Slow Horses is from UK and Australia-based producer See-Saw Films and is the first instalment of the Slough House novel series written by Mick Herron, which was first published in 2010.
The novels focus on Jackson Lamb (played by Oldman), a brilliant but irascible leader of a group of spies who end up in Slough House after committing career-ending mistakes. Slow Horses revolves around the kidnapping of a man who is then threatened with being beheaded live on the the internet.
Will Smith (Veep) is attached to write and exec produce alongside Yost, who reportedly signed an overall deal with Apple earlier this year and has worked on shows including FX’s The Americans.

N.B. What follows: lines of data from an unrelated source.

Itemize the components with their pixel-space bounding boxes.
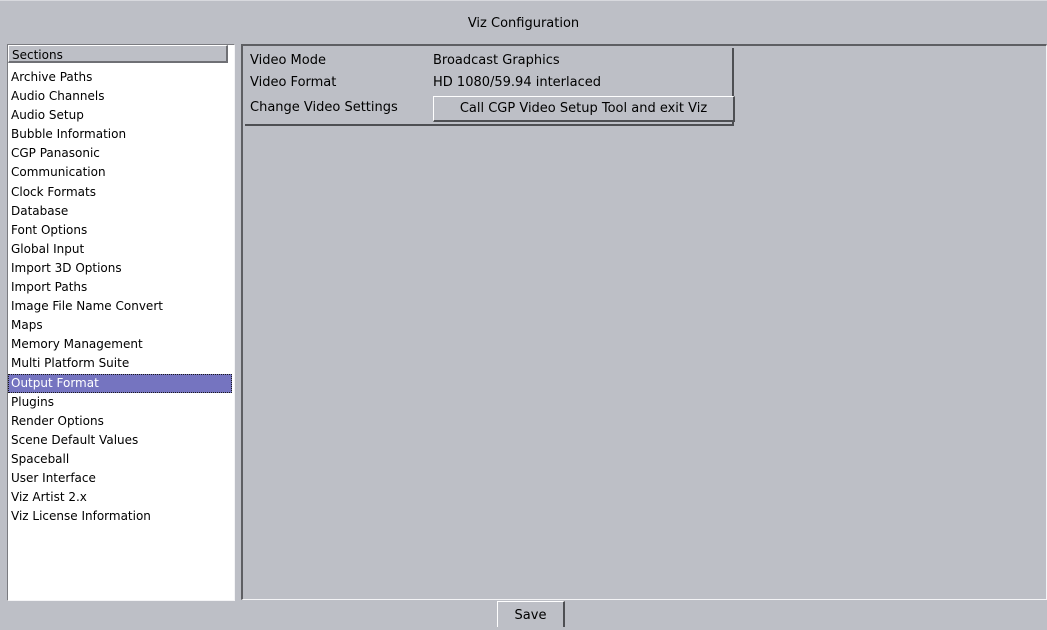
section-item[interactable]: Audio Channels bbox=[8, 87, 232, 106]
section-item[interactable]: Render Options bbox=[8, 412, 232, 431]
section-item[interactable]: Maps bbox=[8, 316, 232, 335]
title-bar: Viz Configuration bbox=[0, 0, 1047, 45]
section-item[interactable]: Clock Formats bbox=[8, 183, 232, 202]
save-button[interactable]: Save bbox=[497, 601, 565, 627]
section-item[interactable]: User Interface bbox=[8, 469, 232, 488]
call-video-setup-tool-button[interactable]: Call CGP Video Setup Tool and exit Viz bbox=[433, 96, 735, 122]
sections-list: Archive Paths Audio Channels Audio Setup Bu… bbox=[8, 68, 234, 526]
sections-header[interactable]: Sections bbox=[8, 45, 228, 63]
section-item[interactable]: Bubble Information bbox=[8, 125, 232, 144]
section-item[interactable]: Audio Setup bbox=[8, 106, 232, 125]
section-item[interactable]: Import Paths bbox=[8, 278, 232, 297]
section-item[interactable]: Archive Paths bbox=[8, 68, 232, 87]
section-item[interactable]: Database bbox=[8, 202, 232, 221]
section-item[interactable]: Font Options bbox=[8, 221, 232, 240]
output-format-panel: Video Mode Broadcast Graphics Video Form… bbox=[241, 44, 1047, 600]
section-item[interactable]: Viz Artist 2.x bbox=[8, 488, 232, 507]
section-item[interactable]: Output Format bbox=[8, 373, 232, 393]
section-item[interactable]: Communication bbox=[8, 163, 232, 182]
window-title: Viz Configuration bbox=[467, 16, 580, 31]
section-item[interactable]: Import 3D Options bbox=[8, 259, 232, 278]
video-format-label: Video Format bbox=[250, 75, 337, 90]
video-format-value: HD 1080/59.94 interlaced bbox=[433, 75, 601, 90]
section-item[interactable]: Memory Management bbox=[8, 335, 232, 354]
video-settings-group: Video Mode Broadcast Graphics Video Form… bbox=[245, 48, 735, 126]
section-item[interactable]: Plugins bbox=[8, 393, 232, 412]
section-item[interactable]: Spaceball bbox=[8, 450, 232, 469]
section-item[interactable]: Scene Default Values bbox=[8, 431, 232, 450]
video-mode-value: Broadcast Graphics bbox=[433, 53, 560, 68]
section-item[interactable]: Multi Platform Suite bbox=[8, 354, 232, 373]
sections-list-panel[interactable]: Sections Archive Paths Audio Channels Audi… bbox=[7, 44, 235, 601]
section-item[interactable]: CGP Panasonic bbox=[8, 144, 232, 163]
change-video-settings-label: Change Video Settings bbox=[250, 100, 398, 115]
section-item[interactable]: Viz License Information bbox=[8, 507, 232, 526]
section-item[interactable]: Image File Name Convert bbox=[8, 297, 232, 316]
video-mode-label: Video Mode bbox=[250, 53, 326, 68]
section-item[interactable]: Global Input bbox=[8, 240, 232, 259]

Oldman, meanwhile, has starred in movies including The Dark Knight and Hannibal, as well as The Laundromat for Netflix and Winston Churchill epic Darkest Hour.

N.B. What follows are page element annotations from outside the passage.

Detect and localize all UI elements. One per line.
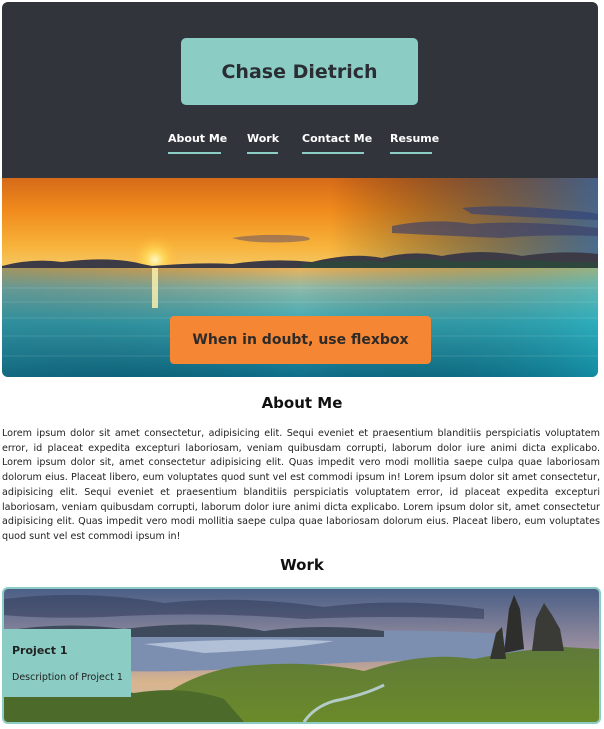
nav-link-resume[interactable]: Resume xyxy=(390,132,439,154)
tagline-text: When in doubt, use flexbox xyxy=(192,332,409,348)
tagline-banner: When in doubt, use flexbox xyxy=(170,316,431,364)
hero-section: When in doubt, use flexbox xyxy=(2,178,598,377)
nav-link-about-me[interactable]: About Me xyxy=(168,132,227,154)
nav-link-work[interactable]: Work xyxy=(247,132,279,154)
project-title: Project 1 xyxy=(12,644,68,657)
project-info-box: Project 1 Description of Project 1 xyxy=(4,629,131,697)
project-description: Description of Project 1 xyxy=(12,672,123,683)
main-nav: About Me Work Contact Me Resume xyxy=(2,132,598,154)
project-card[interactable]: Project 1 Description of Project 1 xyxy=(2,587,601,724)
about-heading: About Me xyxy=(261,394,343,412)
about-body-text: Lorem ipsum dolor sit amet consectetur, … xyxy=(2,428,600,542)
site-header: Chase Dietrich About Me Work Contact Me … xyxy=(2,2,598,178)
site-owner-name: Chase Dietrich xyxy=(221,60,378,83)
work-heading: Work xyxy=(280,556,324,574)
name-banner: Chase Dietrich xyxy=(181,38,418,105)
nav-link-contact-me[interactable]: Contact Me xyxy=(302,132,372,154)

See-saw’s Jamie Laurenson, Hakan Kousetta, Iain Canning and Emile Sherman are attached as executive producers along with US producers Gail Mutrux and Douglas Urbanski.

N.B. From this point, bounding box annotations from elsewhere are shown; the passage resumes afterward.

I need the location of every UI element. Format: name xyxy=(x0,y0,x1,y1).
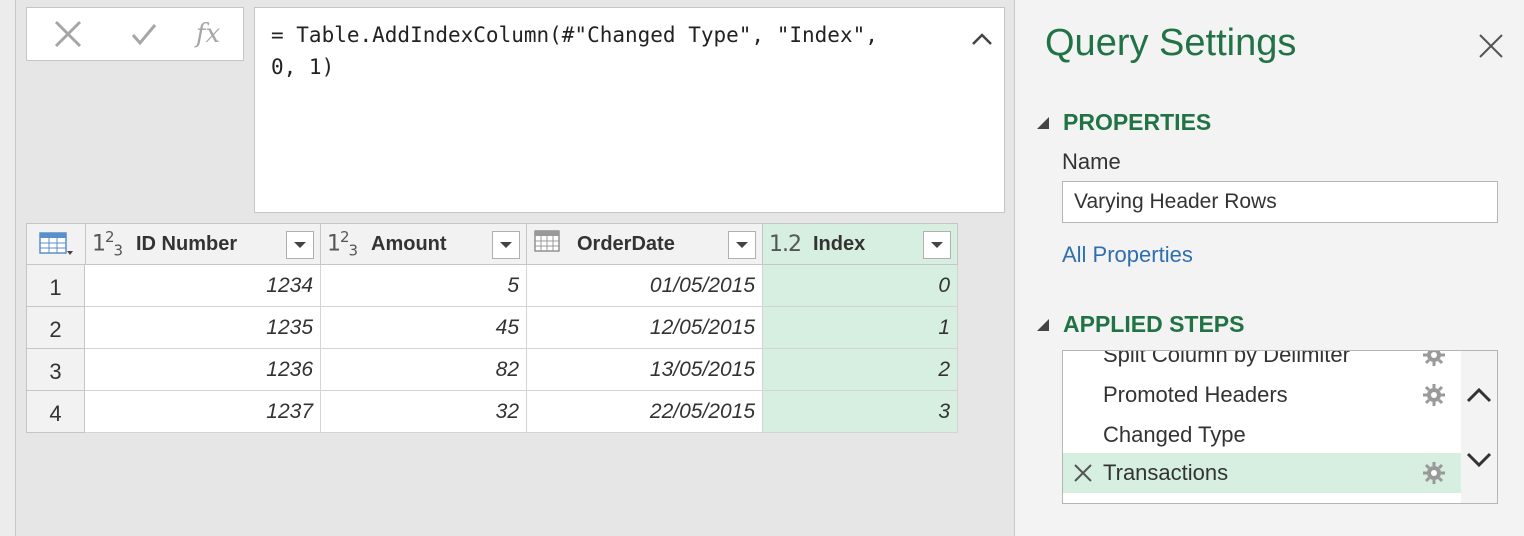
applied-step-selected[interactable]: Transactions xyxy=(1063,453,1461,493)
applied-steps-list: Split Column by Delimiter Promoted Heade… xyxy=(1062,350,1498,504)
collapse-formula-button[interactable] xyxy=(969,26,995,52)
row-number[interactable]: 2 xyxy=(26,307,85,349)
formula-text[interactable]: = Table.AddIndexColumn(#"Changed Type", … xyxy=(271,19,951,83)
column-filter-button[interactable] xyxy=(728,231,756,259)
formula-buttons: fx xyxy=(26,7,244,61)
applied-step[interactable]: Split Column by Delimiter xyxy=(1063,350,1461,375)
table-icon xyxy=(39,232,73,255)
chevron-down-icon xyxy=(931,242,943,248)
applied-step[interactable]: Changed Type xyxy=(1063,415,1461,455)
chevron-down-icon xyxy=(500,242,512,248)
collapse-triangle-icon xyxy=(1037,318,1049,331)
close-pane-button[interactable] xyxy=(1477,32,1505,60)
column-header-orderdate[interactable]: OrderDate xyxy=(526,223,763,265)
date-type-icon[interactable] xyxy=(533,229,571,259)
chevron-down-icon xyxy=(1466,452,1492,468)
properties-section-toggle[interactable]: PROPERTIES xyxy=(1037,109,1211,136)
table-cell[interactable]: 0 xyxy=(763,265,958,307)
column-filter-button[interactable] xyxy=(923,231,951,259)
x-icon xyxy=(1074,464,1092,482)
close-icon xyxy=(1479,34,1503,58)
x-icon xyxy=(54,20,82,48)
scroll-up-button[interactable] xyxy=(1465,381,1493,409)
table-cell[interactable]: 2 xyxy=(763,349,958,391)
gear-icon[interactable] xyxy=(1423,350,1445,366)
column-filter-button[interactable] xyxy=(286,231,314,259)
delete-step-button[interactable] xyxy=(1073,453,1095,493)
table-cell[interactable]: 1234 xyxy=(85,265,321,307)
table-cell[interactable]: 82 xyxy=(321,349,527,391)
step-label: Changed Type xyxy=(1103,422,1246,447)
fx-label: fx xyxy=(195,19,221,49)
column-name: Amount xyxy=(371,232,447,255)
name-label: Name xyxy=(1062,149,1121,174)
table-cell[interactable]: 1235 xyxy=(85,307,321,349)
column-header-amount[interactable]: 123 Amount xyxy=(320,223,527,265)
table-cell[interactable]: 01/05/2015 xyxy=(527,265,763,307)
column-name: OrderDate xyxy=(577,232,675,255)
table-cell[interactable]: 3 xyxy=(763,391,958,433)
insert-function-button[interactable]: fx xyxy=(183,16,233,52)
table-cell[interactable]: 32 xyxy=(321,391,527,433)
whole-number-type-icon[interactable]: 123 xyxy=(92,228,130,260)
whole-number-type-icon[interactable]: 123 xyxy=(327,228,365,260)
gear-icon[interactable] xyxy=(1423,462,1445,484)
formula-editor[interactable]: = Table.AddIndexColumn(#"Changed Type", … xyxy=(254,7,1005,213)
chevron-down-icon xyxy=(294,242,306,248)
query-name-input[interactable]: Varying Header Rows xyxy=(1062,181,1498,223)
table-cell[interactable]: 22/05/2015 xyxy=(527,391,763,433)
table-cell[interactable]: 12/05/2015 xyxy=(527,307,763,349)
chevron-up-icon xyxy=(972,33,992,45)
check-icon xyxy=(131,24,157,46)
scroll-down-button[interactable] xyxy=(1465,445,1493,473)
table-cell[interactable]: 45 xyxy=(321,307,527,349)
column-header-id-number[interactable]: 123 ID Number xyxy=(85,223,321,265)
pane-title: Query Settings xyxy=(1045,22,1297,64)
row-number[interactable]: 4 xyxy=(26,391,85,433)
step-label: Promoted Headers xyxy=(1103,382,1288,407)
query-settings-pane: Query Settings PROPERTIES Name Varying H… xyxy=(1014,0,1524,536)
all-properties-link[interactable]: All Properties xyxy=(1062,242,1193,268)
column-filter-button[interactable] xyxy=(492,231,520,259)
step-label: Split Column by Delimiter xyxy=(1103,350,1350,367)
chevron-down-icon xyxy=(736,242,748,248)
applied-steps-section-toggle[interactable]: APPLIED STEPS xyxy=(1037,311,1244,338)
collapse-triangle-icon xyxy=(1037,116,1049,129)
steps-scrollbar[interactable] xyxy=(1461,351,1497,503)
gear-icon[interactable] xyxy=(1423,384,1445,406)
decimal-number-type-icon[interactable]: 1.2 xyxy=(769,232,807,257)
cancel-formula-button[interactable] xyxy=(43,16,93,52)
data-grid: 123 ID Number 123 Amount OrderDate 1.2 I… xyxy=(26,223,958,434)
step-label: Transactions xyxy=(1103,460,1229,485)
table-cell[interactable]: 1 xyxy=(763,307,958,349)
table-cell[interactable]: 1236 xyxy=(85,349,321,391)
column-header-index[interactable]: 1.2 Index xyxy=(762,223,958,265)
commit-formula-button[interactable] xyxy=(119,16,169,52)
table-cell[interactable]: 13/05/2015 xyxy=(527,349,763,391)
table-cell[interactable]: 5 xyxy=(321,265,527,307)
row-number[interactable]: 3 xyxy=(26,349,85,391)
column-name: Index xyxy=(813,232,866,255)
applied-step[interactable]: Promoted Headers xyxy=(1063,375,1461,415)
table-cell[interactable]: 1237 xyxy=(85,391,321,433)
applied-steps-heading: APPLIED STEPS xyxy=(1063,311,1245,337)
properties-heading: PROPERTIES xyxy=(1063,109,1212,135)
column-name: ID Number xyxy=(136,232,238,255)
row-number[interactable]: 1 xyxy=(26,265,85,307)
chevron-up-icon xyxy=(1466,387,1492,403)
table-menu-button[interactable] xyxy=(26,223,86,265)
left-edge-strip xyxy=(0,0,16,536)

The show has been ordered by former Channel 4 content chief Hunt, who heads up Apple’s creative director for Europe worldwide video, alongside worldwide video chiefs Zack Van Amburg and Jamie Erlicht.
Apple launched its TV service to mixed reviews at the start of November, with four of its headline original drama series already extended into second seasons.
See, For All Mankind and Dickinson have all been renewed for second seasons, with The Morning Show receiving a two-season commission from the outset. Other shows on the streamer’s slate include an adaptation of Gregory David Robert’s novel Shantaram, marking the streamer’s first international order.
See-Saw, meanwhile, has been behind Jane Campion’s Top Of The Lake and the recent short-form series State Of The Union, starring Chris O’Dowd and Rosamund Pike. An adaptation of The North Water, starring Colin Farrell, is also in the works for BBC Two, while the company launched a new production outfit with Australian director Garth Davis earlier this month.